There’s already a new private space sector. There’s already a huge Web3 economy. There’s already vast installed capacity for solar and wind. There’s already probably a Nigeria’s worth of electricity consumption driving machine learning computations around the world (for those who came in late, a “Nigeria” is the unit of electricity consumption required to drive an outrage cycle).

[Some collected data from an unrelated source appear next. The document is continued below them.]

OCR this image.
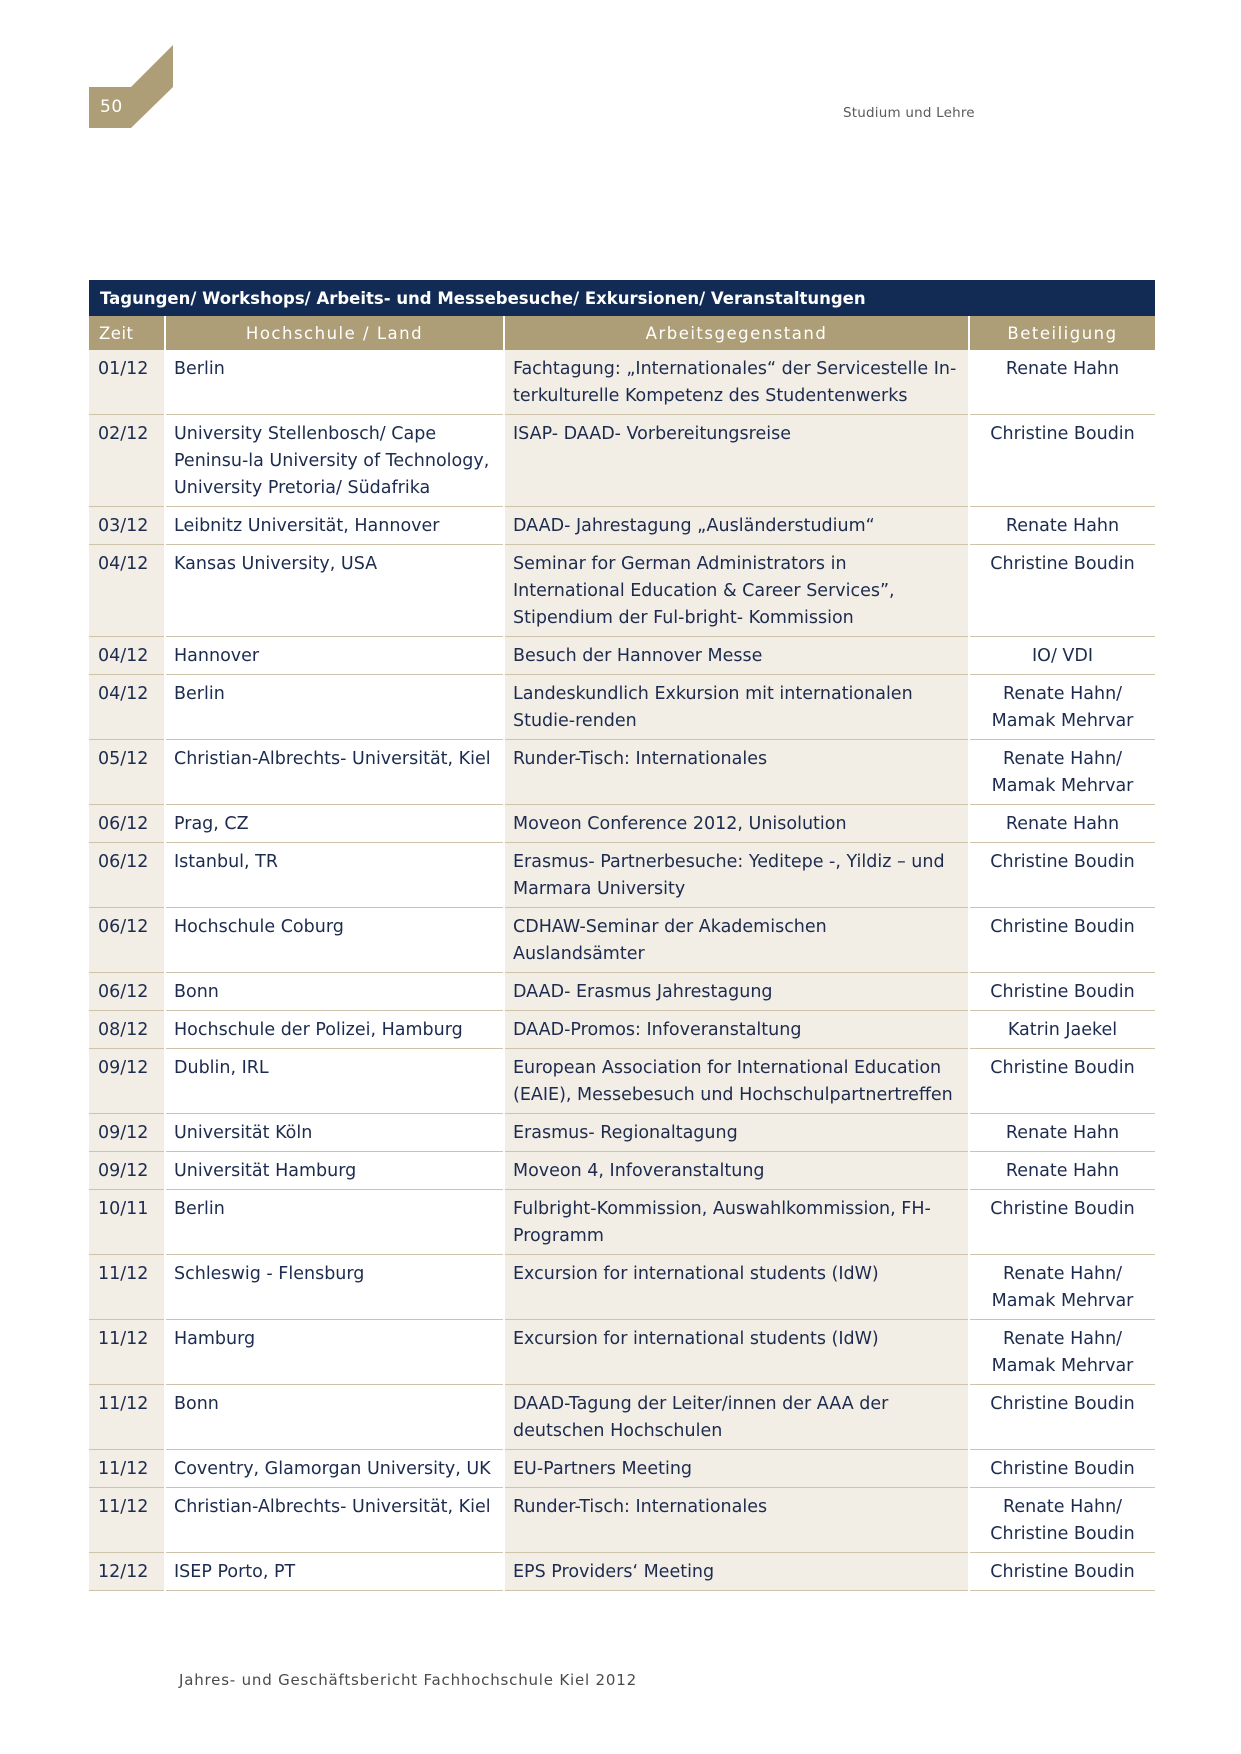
50	Studium und Lehre
Tagungen/ Workshops/ Arbeits- und Messebesuche/ Exkursionen/ Veranstaltungen			
Zeit	Hochschule / Land	Arbeitsgegenstand	Beteiligung
01/12	Berlin	Fachtagung: „Internationales“ der Servicestelle In-terkulturelle Kompetenz des Studentenwerks	Renate Hahn

02/12	University Stellenbosch/ Cape Peninsu-la University of Technology, University Pretoria/ Südafrika	ISAP- DAAD- Vorbereitungsreise	Christine Boudin

03/12	Leibnitz Universität, Hannover	DAAD- Jahrestagung „Ausländerstudium“	Renate Hahn

04/12	Kansas University, USA	Seminar for German Administrators in International Education & Career Services”, Stipendium der Ful-bright- Kommission	Christine Boudin

04/12	Hannover	Besuch der Hannover Messe	IO/ VDI

04/12	Berlin	Landeskundlich Exkursion mit internationalen Studie-renden	Renate Hahn/
Mamak Mehrvar

05/12	Christian-Albrechts- Universität, Kiel	Runder-Tisch: Internationales	Renate Hahn/
Mamak Mehrvar

06/12	Prag, CZ	Moveon Conference 2012, Unisolution	Renate Hahn

06/12	Istanbul, TR	Erasmus- Partnerbesuche: Yeditepe -, Yildiz – und Marmara University	Christine Boudin

06/12	Hochschule Coburg	CDHAW-Seminar der Akademischen Auslandsämter	Christine Boudin

06/12	Bonn	DAAD- Erasmus Jahrestagung	Christine Boudin

08/12	Hochschule der Polizei, Hamburg	DAAD-Promos: Infoveranstaltung	Katrin Jaekel

09/12	Dublin, IRL	European Association for International Education (EAIE), Messebesuch und Hochschulpartnertreffen	Christine Boudin

09/12	Universität Köln	Erasmus- Regionaltagung	Renate Hahn

09/12	Universität Hamburg	Moveon 4, Infoveranstaltung	Renate Hahn

10/11	Berlin	Fulbright-Kommission, Auswahlkommission, FH- Programm	Christine Boudin

11/12	Schleswig - Flensburg	Excursion for international students (IdW)	Renate Hahn/
Mamak Mehrvar

11/12	Hamburg	Excursion for international students (IdW)	Renate Hahn/
Mamak Mehrvar

11/12	Bonn	DAAD-Tagung der Leiter/innen der AAA der deutschen Hochschulen	Christine Boudin

11/12	Coventry, Glamorgan University, UK	EU-Partners Meeting	Christine Boudin

11/12	Christian-Albrechts- Universität, Kiel	Runder-Tisch: Internationales	Renate Hahn/
Christine Boudin

12/12	ISEP Porto, PT	EPS Providers‘ Meeting	Christine Boudin
Jahres- und Geschäftsbericht Fachhochschule Kiel 2012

Covid has been a first experiment in a minimum-viable terraforming project. Almost overnight, in historical terms, we’ve accomplished a vast virtual population movement, comparable to the rural-to-urban migration of the industrial era, via the work-from-home shift. We’ve already dismantled industrial schooling in deep ways. We’ve already started ripping out HVAC systems, to address contamination, in ways that will segue naturally into climate response retrofits. For better and worse, we’ve deployed a vast global disease surveillance system, and a new kind of vaccine technology to police the microbial frontier better.
The First Terraforming is already here. It’s just unevenly distributed.
Cover image courtesy of ESA Earth Observation
Venkatesh Rao
Venkatesh Rao is a writer and consultant. He is the author of Tempo (2011), a book on decision-making, and the founder and editor of the influential longform blog Ribbonfarm. He holds a Ph.D. in Aerospace Engineering (2003) from the University of Michigan. His current research focuses on the changing relationship between time perception and the human condition, with particular focus on the hypothesis that a century-old culture based on universally shared objective clock time is giving way to a condition of multitemporality—a human condition based on a fragmented landscape of subjective time cultures.
1 — If you’re new to the metaverse discourse, Matthew Ball’s Metaverse Primer is where you want to start. Facebook and Microsoft have both been using the term, and Nvidia was calling it the omniverse for a while, but metaverse appears to have stuck. At the aspirational level of description, it is vaporware, but one level below there’s plenty of real hardware and software. But there is a genuine new element to the vision; it is not a shallow update to Second Life. The metaverse is best understood as a sort of “open internet of digital theme parks.”
2 — One reason the term metaverse has caught on at all is because of the ridiculous proliferation of acronyms based on device-level distinctions that don’t really matter much. Whether virtual, augmented, extended, or mixed, it’s all distortions of naturally experienced reality.
3 — Ben Thompson had a nice review of Perez’ model and her latest thinking last week. These cyclical models are to some extent a matter of taste and emphasis, and Perez, who emphasizes financial capital, thinks we’re hitting the back half of the computerization technological cycle. Her view is not exactly in conflict with mine, but is one harmonic higher, and I think she’s missing a grand cycle boundary.